Gradually, Lloyd reemerged in the 1980s, establishing a connection with the ECM record label that is now in its third decade.  Since then, his work as a leader for the label includes ensembles featuring similarly maverick jazz performers—Billy Higgins, Brad Mehldau, Cedar Walton, John Abercrombie, Geri Allen—who glide comfortably into the borderless explorations of music Lloyd says are intrinsic to his being.

“Most of my childhood was spent on my grandfather’s farm in Mississippi,” notes Lloyd, “so I was steeped in the blues. Phineas Newborn was my earliest mentor. He heard me win an amateur show when I was about nine and got me started with lessons with Irvin Reasson. Later, when I was 11 or 12, he had me join his father’s band. I stand on the shoulders of all who came before me—Howlin’ Wolf, Bobbie Blue Bland, Johnny Ace, Willie Mitchell, Bird [Charlie Parker], Prez [Lester Young] and Lady Day [Billie Holiday], Trane [John Coltrane], Mr. [Coleman] Hawkins—they are all a fiber of my expression. Everything that I am today is the sum of my life’s experience.”

Lloyd holds a Master’s degree in music from the University of Southern California but suggests that the musicians of his generation primarily “learned ‘real time’ with on-the-spot training on the bandstand.” He adds: “We had to bake a cake without the advantage of technology.  Today there are so many options that are just a fingertip away.” Other than a brief stint as a middle school teacher in the late ‘50s, Lloyd has not been a formal educator yet he notes, “I give master classes [at colleges and universities] from time to time, and the students seem hungry for information and direct experience.”

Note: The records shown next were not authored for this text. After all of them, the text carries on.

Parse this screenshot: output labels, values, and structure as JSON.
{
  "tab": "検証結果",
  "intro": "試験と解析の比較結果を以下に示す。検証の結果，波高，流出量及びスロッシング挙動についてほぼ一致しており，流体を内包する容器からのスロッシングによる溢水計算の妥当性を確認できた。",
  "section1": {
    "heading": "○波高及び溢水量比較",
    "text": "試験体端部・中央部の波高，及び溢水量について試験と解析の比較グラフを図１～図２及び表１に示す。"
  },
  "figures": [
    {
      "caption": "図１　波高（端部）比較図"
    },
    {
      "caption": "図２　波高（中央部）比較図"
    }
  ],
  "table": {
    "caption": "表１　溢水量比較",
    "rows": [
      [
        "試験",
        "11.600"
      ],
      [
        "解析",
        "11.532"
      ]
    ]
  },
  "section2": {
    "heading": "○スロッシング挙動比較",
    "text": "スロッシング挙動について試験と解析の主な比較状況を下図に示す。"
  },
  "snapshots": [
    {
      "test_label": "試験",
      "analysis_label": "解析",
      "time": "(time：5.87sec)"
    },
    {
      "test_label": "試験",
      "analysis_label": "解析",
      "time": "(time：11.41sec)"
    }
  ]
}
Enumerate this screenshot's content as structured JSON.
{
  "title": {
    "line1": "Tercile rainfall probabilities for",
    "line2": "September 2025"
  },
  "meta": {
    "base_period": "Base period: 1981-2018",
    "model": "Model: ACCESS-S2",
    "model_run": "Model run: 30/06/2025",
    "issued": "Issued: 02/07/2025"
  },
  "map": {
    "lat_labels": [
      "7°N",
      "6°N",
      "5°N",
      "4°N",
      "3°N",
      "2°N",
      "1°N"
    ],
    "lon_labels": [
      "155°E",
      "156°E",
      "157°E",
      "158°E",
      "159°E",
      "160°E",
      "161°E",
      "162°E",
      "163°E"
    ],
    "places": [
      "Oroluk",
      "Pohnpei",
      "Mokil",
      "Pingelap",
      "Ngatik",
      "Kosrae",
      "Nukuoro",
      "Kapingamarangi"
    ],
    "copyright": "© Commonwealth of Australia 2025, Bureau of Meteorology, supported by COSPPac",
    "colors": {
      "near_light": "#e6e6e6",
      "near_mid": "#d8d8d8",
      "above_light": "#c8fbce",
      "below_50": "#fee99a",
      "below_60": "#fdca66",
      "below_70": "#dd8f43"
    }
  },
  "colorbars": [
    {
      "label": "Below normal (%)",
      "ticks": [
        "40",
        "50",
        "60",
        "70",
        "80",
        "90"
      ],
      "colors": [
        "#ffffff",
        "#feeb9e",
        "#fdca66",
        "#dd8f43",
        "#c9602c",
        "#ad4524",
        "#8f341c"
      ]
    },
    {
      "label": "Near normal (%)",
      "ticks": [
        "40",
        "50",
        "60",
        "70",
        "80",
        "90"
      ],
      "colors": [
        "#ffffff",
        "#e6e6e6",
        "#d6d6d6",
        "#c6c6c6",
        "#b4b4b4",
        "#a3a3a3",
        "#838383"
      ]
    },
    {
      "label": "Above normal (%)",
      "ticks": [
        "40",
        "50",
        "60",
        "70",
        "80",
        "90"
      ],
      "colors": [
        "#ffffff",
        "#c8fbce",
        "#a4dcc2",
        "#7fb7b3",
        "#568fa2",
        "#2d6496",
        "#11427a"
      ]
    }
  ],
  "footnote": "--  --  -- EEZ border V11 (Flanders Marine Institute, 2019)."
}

Given his stature and experience, Lloyd could easily settle into a role as an “elder statesman” and run a repertory band with a rotating cast of musicians, yet he has continuously surrounded himself with consummate improvisers who challenge him to reach new heights nonetheless. “I am a student everyday; I have a beginner’s mind,” says Lloyd. “Eric and Jason and Reuben are old souls to me. The chronological age does not impede the flow of the ancient and modern.”